Más específicamente, Jesús nos da tres perspectivas interconectadas que revelan la cortedad de miras de todo pensamiento fundamentalista en cuanto a quién va al cielo y quién al infierno.
En primer lugar, nos presenta la parábola de un hombre que tiene dos hijos y les pide a ambos que trabajen en su campo. El primer hijo dice que no lo hará, pero de hecho termina haciéndolo; el segundo hijo dice que hará el trabajo, pero acaba por no hacerlo. ¿Cuál es el buen hijo? La respuesta es obvia, pero Jesús refuerza la parábola con este comentario: No son forzosamente los que dicen "Señor, Señor" los que entrarán en el reino de los cielos, sino los que hacen la voluntad de Dios en la tierra.
Lo que esta parábola pone de relieve es lo que los teólogos (desde John Henry Newman hasta Karl Rahner) han intentado enseñar, a saber, que alguien puede tener una fe aparente que, de hecho, parece vacía a la luz de la fe verdadera.

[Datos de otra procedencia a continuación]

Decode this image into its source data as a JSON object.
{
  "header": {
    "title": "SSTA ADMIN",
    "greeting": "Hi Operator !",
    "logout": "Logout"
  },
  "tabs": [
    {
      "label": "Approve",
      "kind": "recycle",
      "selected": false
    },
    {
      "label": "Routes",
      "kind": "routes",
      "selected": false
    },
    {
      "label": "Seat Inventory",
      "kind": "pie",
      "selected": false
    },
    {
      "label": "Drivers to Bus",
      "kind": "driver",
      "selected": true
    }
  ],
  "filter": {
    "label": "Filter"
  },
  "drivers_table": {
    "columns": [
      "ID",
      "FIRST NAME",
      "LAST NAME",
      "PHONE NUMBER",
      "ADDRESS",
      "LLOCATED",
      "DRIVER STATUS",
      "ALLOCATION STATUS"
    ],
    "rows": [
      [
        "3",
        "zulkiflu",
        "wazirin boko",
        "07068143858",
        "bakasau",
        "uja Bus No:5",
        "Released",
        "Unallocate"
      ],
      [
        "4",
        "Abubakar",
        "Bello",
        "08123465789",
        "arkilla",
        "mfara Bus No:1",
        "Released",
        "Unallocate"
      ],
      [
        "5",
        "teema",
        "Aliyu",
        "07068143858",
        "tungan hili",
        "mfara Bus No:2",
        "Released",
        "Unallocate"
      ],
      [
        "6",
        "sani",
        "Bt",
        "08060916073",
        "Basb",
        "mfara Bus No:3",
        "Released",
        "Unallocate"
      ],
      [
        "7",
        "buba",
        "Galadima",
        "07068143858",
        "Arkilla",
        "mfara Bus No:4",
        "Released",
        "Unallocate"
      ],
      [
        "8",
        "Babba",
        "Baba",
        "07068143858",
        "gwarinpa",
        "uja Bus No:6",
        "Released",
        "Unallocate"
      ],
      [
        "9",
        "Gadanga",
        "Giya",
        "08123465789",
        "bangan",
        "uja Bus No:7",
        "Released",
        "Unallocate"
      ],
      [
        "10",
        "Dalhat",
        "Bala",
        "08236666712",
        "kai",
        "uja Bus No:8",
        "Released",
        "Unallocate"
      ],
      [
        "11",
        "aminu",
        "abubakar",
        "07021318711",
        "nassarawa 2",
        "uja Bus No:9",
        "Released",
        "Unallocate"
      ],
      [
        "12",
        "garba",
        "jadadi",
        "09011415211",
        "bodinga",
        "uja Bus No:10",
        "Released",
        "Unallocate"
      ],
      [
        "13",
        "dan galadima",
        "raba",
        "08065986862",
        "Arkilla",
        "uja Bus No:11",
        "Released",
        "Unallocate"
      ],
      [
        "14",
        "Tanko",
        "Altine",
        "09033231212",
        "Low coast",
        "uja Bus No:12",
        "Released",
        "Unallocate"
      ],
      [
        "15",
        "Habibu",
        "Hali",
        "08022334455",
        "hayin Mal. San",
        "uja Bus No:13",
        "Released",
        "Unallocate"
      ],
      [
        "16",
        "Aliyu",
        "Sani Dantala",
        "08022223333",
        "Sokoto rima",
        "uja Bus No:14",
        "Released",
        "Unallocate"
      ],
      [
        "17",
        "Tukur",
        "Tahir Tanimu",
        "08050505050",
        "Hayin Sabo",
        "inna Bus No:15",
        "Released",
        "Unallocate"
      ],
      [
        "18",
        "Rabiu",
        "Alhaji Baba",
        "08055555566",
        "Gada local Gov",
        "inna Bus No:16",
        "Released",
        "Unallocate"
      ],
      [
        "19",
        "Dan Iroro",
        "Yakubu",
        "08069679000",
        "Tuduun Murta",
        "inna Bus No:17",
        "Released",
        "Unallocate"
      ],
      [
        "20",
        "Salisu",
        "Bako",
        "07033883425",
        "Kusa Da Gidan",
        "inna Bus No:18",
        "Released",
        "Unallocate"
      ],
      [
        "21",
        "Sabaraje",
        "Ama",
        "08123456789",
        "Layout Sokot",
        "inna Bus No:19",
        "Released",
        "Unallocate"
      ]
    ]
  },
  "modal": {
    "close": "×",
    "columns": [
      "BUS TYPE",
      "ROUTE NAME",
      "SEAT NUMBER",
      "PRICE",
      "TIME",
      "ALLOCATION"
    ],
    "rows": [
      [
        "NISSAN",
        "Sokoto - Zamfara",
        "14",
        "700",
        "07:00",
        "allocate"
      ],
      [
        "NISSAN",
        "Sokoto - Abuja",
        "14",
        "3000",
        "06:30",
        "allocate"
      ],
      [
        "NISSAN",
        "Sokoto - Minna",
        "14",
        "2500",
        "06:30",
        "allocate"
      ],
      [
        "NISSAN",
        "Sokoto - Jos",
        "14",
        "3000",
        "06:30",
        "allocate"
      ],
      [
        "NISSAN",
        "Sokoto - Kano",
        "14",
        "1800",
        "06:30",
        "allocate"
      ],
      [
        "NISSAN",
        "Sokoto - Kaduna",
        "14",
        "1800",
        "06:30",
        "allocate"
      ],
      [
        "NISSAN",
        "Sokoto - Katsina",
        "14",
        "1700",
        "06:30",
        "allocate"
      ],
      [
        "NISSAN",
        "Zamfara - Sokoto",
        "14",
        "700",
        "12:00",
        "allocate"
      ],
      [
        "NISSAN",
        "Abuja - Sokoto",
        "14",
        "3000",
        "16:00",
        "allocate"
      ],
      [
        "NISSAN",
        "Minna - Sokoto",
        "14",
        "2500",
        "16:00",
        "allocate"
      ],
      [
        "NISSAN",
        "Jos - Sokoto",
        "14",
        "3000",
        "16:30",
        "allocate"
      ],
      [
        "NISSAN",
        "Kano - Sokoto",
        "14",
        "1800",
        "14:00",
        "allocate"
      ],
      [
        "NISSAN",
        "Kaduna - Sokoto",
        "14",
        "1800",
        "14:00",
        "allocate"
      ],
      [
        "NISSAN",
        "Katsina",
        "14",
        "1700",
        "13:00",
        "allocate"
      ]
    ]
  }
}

A la inversa, alguien puede negar explícitamente lo que contiene nuestra noción de fe y, sin embargo, a la luz de lo que exige una fe auténtica, tener una fe real, ya que ésta no se manifiesta necesariamente en su idea de fe, sino en los frutos de su vida.
Además, tenemos la escandalosa advertencia de Jesús en Mateo 25 sobre la forma en que seremos juzgados en última instancia para el cielo o el infierno, es decir, sobre si hemos servido o no a los pobres. Esta advertencia no insinúa que la fe declarada y la asistencia a la iglesia no tengan importancia; tienen su importancia, pero advierte que hay otras cosas que son más importantes.
Por último, y quizás lo más importante a este respecto, Jesús nos da el poder de atar y desatar. Como miembros del Cuerpo de Cristo, nuestro amor, al igual que el de Jesús, mantiene a la persona amada conectada a la comunidad de salvación. Como dice Gabriel Marcel, amar a alguien es decir: tú nunca te perderás. El amor de esta mujer por su hermano le garantiza que no está en el infierno.
Podría haber dicho todo esto, pero en su lugar me limité a referirme a una maravillosa cita de Charles Peguy, el célebre poeta y ensayista francés. Peguy sugirió en una ocasión que cuando muramos y comparezcamos ante Dios, a cada uno de nosotros se le hará esta única pregunta: "¿Dónde están los demás?" ("Ou sont les autres?"). Le aseguré a la angustiada mujer que no tenía que preocuparse por la salvación eterna de su hermano, a pesar de haber muerto fuera de una fe expresa y de la iglesia. Cuando se presentó ante Dios y se le hizo la pregunta (¿Dónde están los otros?) tuvo una muy buena respuesta: Están bajo un puente en Austin.